Though stocks have bounced off their recent bear-market lows, earnings season and economic uncertainty add up to more volatility ahead. On the bright side, market losses open the door for investors to take advantage of a tax-savvy but potentially tricky strategy: the Roth IRA conversion.
In doing so, you’ll owe income tax today on the value of what you convert from your 401(k) or traditional individual retirement account, but then you—or your beneficiaries—don’t need to worry about paying taxes on that savings going forward. Although new Roth contributions are subject to income limits, there are no such restrictions on Roth conversions. Roth IRAs are funded with after-tax dollars, leaving the investments to grow tax-free.
Advisors say that Roth conversions are an all-weather strategy, but today’s market and recent legislation make the move all the more compelling. Most asset classes have taken a beating, so all things being equal, you’ll pay less in taxes on a conversion today than you would have a few months ago.
“If your IRA was worth $100,000 and has dropped to $80,000, that might be the difference of paying $24,000 in taxes for the conversion earlier this year versus $19,000 today, assuming a 24% tax bracket,” says Todd Soltow, co-founder of Frontier Wealth Management in Spring, Texas.
Roths also make sense for estate planning thanks to the retirement system overhaul passed late last year.

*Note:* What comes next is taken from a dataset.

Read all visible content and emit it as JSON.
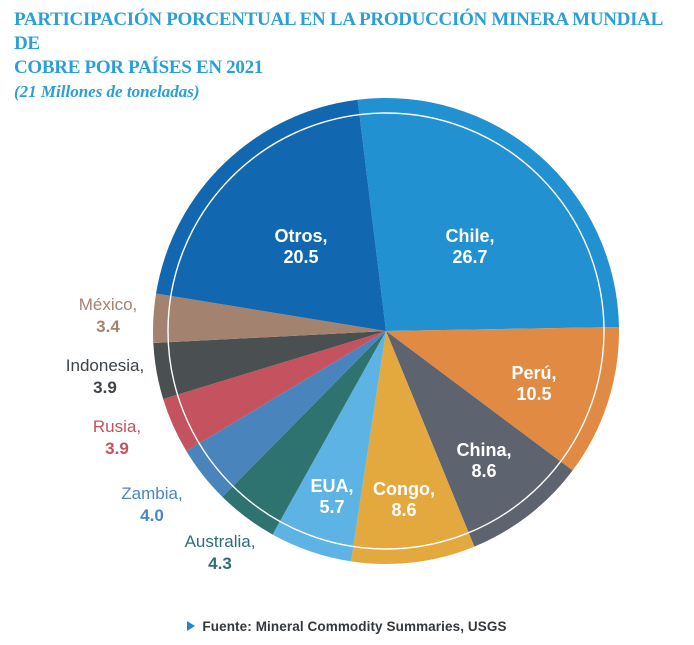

Before this year, IRA beneficiaries could stretch distributions—and, in turn, the tax—over their lifetimes. Now, under the Secure Act, non-spouse beneficiaries need to pay taxes on inherited IRAs within 10 years. “What’s neat about a Roth is you can leave money to your beneficiaries without the tax consequences,” says Soltow.
There are two ways to shift retirement assets into a Roth: You can make an in-kind transfer in which you move securities or funds over without liquidating them. The benefit is that money is never out of the market.
Another option is to cash out of one account and start with a clean slate in the Roth. This can be done via your financial institution directly or through an indirect rollover where you receive the distribution and reinvest, though you’ll need to complete the transfer within 60 days. This strategy might make sense if you wanted to change your allocation or underlying securities anyway. Don’t think of it as “locking in your losses,” says Soltow. “Think of it as taking a different strategy toward recovery.”
Other Reasons to Roll Into a Roth
You don’t need portfolio-wide losses for a Roth conversion to pay off. “We’ll look at the positions that have been hit the most and move those over to a Roth,” says Anne Marie Stonich, managing director of financial planning at Paracle Advisors in Seattle.
This is a strategy she and her team employ in any market, particularly when clients find themselves in a lower tax bracket. For example, new retirees might have a window of low taxes before they claim Social Security benefits. Business owners and investors with pass-through losses can also use unusual tax years to their advantage.
Many advisors advocate Roth conversions as a hedge against future tax increases. “If the government decides, with the stroke of a pen, to raise taxes, Uncle Sam has a bigger interest in your retirement savings,” says Soltow. While nobody can predict future taxes, unprecedented federal spending due to the Covid-19 pandemic is adding to an already staggering U.S. debt. That raises the possibility that tax rates will be higher in the future, he says, and is all the more reason to consider a Roth.
Upfront Tax Considerations
Whatever the reason, make sure you have cash to spare to pay the tax tied to the conversion, advisors warn. If you have adequate reserves but still feel uneasy, do the conversion in phases.
“For some people we’re doing some now and we’ll look and see where we are in the fall,” says Susan John, managing director and head of financial planning at F.L. Putnam Investment Management in Wolfeboro, N.H. That said, the benefit of converting when the market is beaten down, she says, is that it lets investors move a larger share of their portfolio over to a Roth for the same price. “When the markets recover, the converted shares will recover in a tax-free vehicle,” she says.
Would-be converters should also beware unintended consequences: triggering higher taxes. Remember that any pretax dollars you convert to a Roth are considered taxable income. Do the math on a Roth conversion to make sure it doesn’t bump you up to a higher tax bracket or, if you’re retired, affect your Social Security tax or Medicare premiums.
It’s important to get it right, says Stonich, since “un-doing” a Roth and recharacterizing it is no longer an option.